Buried deep beneath Alaska’s wild terrain lies permafrost, a giant slab of earth that’s been frozen solid for millions of years.
This icy layer in central Alaska, just below the Arctic Circle, can stretch hundreds of feet down through the tundra.
Recent climate changes are beginning to melt this permafrost, releasing dangerous amounts of carbon dioxide into our atmosphere—and it’s happening fast.
You might expect scientists to focus on preserving this permafrost, but a forward-thinking team at the Permafrost Research Tunnel has set out to do the exact opposite.
As permafrost thaws, it revives ancient microbes that devour organic matter, thereby pumping even more carbon dioxide into the air, according to a revealing study released on September 23 in JGR Biogeosciences.
However, researchers are currently stumped about how quickly these microbes spring back to life once temperatures rise.
“It’s one of the biggest unknowns in climate issues,” claims Sebastian Kopf, one of the study authors, in a press release dated October 2 from the University of Colorado Boulder. “How the melting of these significant carbon stores will alter both the ecology in these areas and the pace of climate change is still unclear.”
To tackle this pressing question, Kopf and his international colleagues traveled to the Permafrost Research Tunnel in Fox, Alaska, which descends about 350 feet underground.
This extensive tunnel, similar in size to a mine shaft, had its curiosity piqued when researcher Tristan Caro first stepped inside and spotted fossilized remains of prehistoric creatures embedded in the walls.
“As soon as you enter, there’s a terrible smell—think of a musty basement that’s been neglected for ages,” Caro explained. “For microbiologists like us, such odors are thrilling, as they often signal microbial activity.”
Donning protective Tyvek suits and N95 masks, the team extracted long-core samples from the permafrost layer.
Once back at the lab, these cores were saturated with water and heated to between 39 and 54 degrees Fahrenheit for analysis.
Caro pointed out that while these ancient microbes pose no direct threats to human health, they’re kept in sealed environments for precaution.
They monitored the growth rates of these revived microbes to see how quickly they thrived.
Initially, microbial growth rates were excruciatingly slow—with significant increases only noticed after periods of 7 and 30 days post-thaw.
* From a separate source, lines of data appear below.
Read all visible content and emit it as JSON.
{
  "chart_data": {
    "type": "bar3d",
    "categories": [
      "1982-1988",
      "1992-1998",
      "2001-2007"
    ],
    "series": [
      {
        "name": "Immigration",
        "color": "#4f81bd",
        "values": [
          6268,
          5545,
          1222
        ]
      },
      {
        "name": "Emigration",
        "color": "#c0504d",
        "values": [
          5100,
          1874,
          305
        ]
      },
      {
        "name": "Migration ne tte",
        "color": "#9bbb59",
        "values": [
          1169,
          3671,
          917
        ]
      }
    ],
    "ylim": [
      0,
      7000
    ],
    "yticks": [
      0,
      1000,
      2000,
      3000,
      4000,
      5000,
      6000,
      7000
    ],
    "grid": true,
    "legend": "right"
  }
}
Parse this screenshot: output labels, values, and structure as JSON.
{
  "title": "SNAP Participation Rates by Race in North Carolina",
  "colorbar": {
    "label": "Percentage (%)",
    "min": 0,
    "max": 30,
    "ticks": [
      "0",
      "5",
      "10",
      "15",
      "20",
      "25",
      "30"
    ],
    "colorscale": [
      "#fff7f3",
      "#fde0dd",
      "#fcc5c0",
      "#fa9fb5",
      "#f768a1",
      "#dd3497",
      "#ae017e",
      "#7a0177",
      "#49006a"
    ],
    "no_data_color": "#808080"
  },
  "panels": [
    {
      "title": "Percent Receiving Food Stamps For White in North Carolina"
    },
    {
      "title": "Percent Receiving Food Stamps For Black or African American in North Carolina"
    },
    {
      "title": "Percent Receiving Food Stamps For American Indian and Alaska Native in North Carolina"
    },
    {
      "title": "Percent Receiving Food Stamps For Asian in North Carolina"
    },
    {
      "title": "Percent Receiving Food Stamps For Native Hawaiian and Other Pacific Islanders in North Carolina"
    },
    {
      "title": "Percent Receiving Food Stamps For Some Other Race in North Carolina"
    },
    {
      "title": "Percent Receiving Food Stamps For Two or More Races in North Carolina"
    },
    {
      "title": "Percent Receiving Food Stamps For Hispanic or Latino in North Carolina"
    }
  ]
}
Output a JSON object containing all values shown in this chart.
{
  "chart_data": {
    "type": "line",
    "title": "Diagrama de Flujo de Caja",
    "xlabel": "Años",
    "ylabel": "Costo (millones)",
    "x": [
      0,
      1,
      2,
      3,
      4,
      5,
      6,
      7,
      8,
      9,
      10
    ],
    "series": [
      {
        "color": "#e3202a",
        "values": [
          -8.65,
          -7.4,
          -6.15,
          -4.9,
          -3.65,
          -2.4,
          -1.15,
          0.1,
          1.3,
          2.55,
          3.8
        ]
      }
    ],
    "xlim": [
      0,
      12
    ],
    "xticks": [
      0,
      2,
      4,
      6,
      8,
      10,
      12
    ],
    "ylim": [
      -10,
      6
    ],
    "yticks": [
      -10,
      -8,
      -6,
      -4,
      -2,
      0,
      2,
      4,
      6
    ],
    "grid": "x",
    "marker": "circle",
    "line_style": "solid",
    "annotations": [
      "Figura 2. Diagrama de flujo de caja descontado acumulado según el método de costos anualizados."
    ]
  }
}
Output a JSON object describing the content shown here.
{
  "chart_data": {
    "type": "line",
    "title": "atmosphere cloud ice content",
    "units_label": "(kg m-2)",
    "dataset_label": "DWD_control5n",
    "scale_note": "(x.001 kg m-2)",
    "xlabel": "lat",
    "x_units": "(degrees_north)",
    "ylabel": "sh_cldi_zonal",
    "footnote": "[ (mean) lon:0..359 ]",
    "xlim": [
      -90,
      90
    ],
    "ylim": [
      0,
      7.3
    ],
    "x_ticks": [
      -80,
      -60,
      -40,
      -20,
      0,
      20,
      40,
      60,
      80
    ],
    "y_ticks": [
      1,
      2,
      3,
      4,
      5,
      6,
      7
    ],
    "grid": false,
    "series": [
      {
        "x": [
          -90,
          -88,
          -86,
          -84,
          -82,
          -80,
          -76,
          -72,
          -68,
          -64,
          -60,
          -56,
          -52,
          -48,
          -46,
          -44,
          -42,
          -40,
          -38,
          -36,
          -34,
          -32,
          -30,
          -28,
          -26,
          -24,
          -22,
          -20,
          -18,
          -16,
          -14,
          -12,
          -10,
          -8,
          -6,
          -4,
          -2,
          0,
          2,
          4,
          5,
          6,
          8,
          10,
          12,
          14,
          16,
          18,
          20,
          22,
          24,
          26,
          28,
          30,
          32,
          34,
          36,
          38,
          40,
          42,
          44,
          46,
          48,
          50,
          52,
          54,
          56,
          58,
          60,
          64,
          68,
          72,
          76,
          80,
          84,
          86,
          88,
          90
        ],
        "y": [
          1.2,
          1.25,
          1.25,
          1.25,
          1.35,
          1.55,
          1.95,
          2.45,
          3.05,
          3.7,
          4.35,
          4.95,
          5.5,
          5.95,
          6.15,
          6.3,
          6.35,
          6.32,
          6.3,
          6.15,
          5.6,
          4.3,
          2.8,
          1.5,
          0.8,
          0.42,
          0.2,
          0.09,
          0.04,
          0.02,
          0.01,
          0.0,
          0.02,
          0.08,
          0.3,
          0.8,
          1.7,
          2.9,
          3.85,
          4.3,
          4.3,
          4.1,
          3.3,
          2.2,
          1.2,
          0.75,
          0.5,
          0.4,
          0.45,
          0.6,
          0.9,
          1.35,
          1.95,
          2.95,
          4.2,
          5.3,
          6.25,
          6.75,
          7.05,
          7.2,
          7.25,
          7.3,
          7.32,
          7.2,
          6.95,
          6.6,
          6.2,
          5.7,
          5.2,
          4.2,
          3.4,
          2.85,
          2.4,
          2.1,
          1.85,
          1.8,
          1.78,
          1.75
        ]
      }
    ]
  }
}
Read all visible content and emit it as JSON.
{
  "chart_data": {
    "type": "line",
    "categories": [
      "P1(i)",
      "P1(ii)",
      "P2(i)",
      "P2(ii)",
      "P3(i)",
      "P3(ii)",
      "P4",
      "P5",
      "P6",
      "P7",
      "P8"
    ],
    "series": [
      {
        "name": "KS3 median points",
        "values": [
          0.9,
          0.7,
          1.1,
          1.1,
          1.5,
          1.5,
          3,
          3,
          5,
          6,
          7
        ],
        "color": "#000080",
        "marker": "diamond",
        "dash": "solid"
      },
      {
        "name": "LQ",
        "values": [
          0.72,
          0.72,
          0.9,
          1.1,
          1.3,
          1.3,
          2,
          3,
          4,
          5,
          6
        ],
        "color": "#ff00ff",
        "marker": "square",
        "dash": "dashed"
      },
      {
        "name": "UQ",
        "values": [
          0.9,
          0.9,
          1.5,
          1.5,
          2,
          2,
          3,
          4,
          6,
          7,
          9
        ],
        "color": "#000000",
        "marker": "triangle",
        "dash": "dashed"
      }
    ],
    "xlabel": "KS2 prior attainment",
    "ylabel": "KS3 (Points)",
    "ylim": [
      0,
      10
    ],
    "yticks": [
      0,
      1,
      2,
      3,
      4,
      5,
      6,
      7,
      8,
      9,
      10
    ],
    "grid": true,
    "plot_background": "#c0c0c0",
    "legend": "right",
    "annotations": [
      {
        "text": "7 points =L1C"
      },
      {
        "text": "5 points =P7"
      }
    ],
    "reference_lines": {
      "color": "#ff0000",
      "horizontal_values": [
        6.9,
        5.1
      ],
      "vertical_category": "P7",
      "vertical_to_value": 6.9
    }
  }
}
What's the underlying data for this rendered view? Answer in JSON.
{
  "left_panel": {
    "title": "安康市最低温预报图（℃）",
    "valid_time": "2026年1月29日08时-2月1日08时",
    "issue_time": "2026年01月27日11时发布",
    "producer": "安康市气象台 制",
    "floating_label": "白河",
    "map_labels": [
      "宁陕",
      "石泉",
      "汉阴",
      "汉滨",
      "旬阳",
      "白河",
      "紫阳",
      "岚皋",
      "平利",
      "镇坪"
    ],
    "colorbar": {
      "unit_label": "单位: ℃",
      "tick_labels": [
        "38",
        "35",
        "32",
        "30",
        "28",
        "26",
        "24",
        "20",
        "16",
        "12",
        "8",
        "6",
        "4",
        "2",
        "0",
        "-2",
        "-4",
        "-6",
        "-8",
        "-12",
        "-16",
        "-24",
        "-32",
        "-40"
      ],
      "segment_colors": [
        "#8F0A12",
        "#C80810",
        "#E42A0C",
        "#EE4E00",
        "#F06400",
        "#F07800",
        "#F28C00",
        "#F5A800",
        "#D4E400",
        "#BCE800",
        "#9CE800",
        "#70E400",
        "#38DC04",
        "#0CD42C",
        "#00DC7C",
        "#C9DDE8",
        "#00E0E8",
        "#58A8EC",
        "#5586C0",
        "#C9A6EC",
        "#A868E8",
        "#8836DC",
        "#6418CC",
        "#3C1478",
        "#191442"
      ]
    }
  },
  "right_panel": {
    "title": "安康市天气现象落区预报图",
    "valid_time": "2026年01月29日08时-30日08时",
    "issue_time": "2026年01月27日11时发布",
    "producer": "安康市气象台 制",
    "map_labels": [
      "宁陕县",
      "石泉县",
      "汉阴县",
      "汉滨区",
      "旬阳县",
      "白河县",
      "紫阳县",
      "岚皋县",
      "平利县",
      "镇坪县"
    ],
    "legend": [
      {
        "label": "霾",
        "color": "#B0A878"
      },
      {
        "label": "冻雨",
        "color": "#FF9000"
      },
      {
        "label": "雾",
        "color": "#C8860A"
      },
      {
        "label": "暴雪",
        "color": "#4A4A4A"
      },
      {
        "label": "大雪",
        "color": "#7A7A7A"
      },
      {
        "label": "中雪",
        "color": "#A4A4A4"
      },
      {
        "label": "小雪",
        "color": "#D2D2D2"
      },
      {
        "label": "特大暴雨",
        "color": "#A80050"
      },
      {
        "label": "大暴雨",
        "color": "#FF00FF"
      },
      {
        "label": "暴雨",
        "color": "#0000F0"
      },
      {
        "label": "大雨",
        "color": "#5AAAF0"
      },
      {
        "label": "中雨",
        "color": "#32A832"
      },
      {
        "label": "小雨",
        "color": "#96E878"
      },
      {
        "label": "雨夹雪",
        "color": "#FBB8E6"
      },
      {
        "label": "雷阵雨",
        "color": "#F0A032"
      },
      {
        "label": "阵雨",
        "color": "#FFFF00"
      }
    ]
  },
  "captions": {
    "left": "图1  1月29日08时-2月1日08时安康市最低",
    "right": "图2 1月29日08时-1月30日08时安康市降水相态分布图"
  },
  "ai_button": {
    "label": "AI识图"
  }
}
However, after incubating for a whopping 180 days, they noted the microbes showed remarkable growth, particularly due to nutrients sourced from water.
Initially, the microbes were only able to replicate about one in every 100,000 cells daily—a sluggish pace compared to how fast organic cultures can evolve in controlled lab conditions.
As the heating period extended, the microbes picked up their pace—suggesting that prolonged warm temps would boost their chances of becoming “resurrected” and active.
Looks like just a warm spell in the Arctic isn’t enough for these microbes, but an entire warm season could be game-changing.
As Caro wisely noted, “A single hot day during Alaskan summers won’t do much. The critical factor is the duration of warm spells, especially as they stretch into autumn and spring.” He added, “There’s an enormous expanse of permafrost globally—spanning Alaska, Siberia, and other frigid areas—meaning we’ve only scratched the surface with our limited samples.”
Fox itself is conveniently located about ten miles from Fairbanks in central Alaska.
The research group consisted of Caro, Kopf, J.M. McFarlin, A.E. Maloney, S.D. Jech, A.J. Barker, T.A. Douglas, and R.A. Barbato.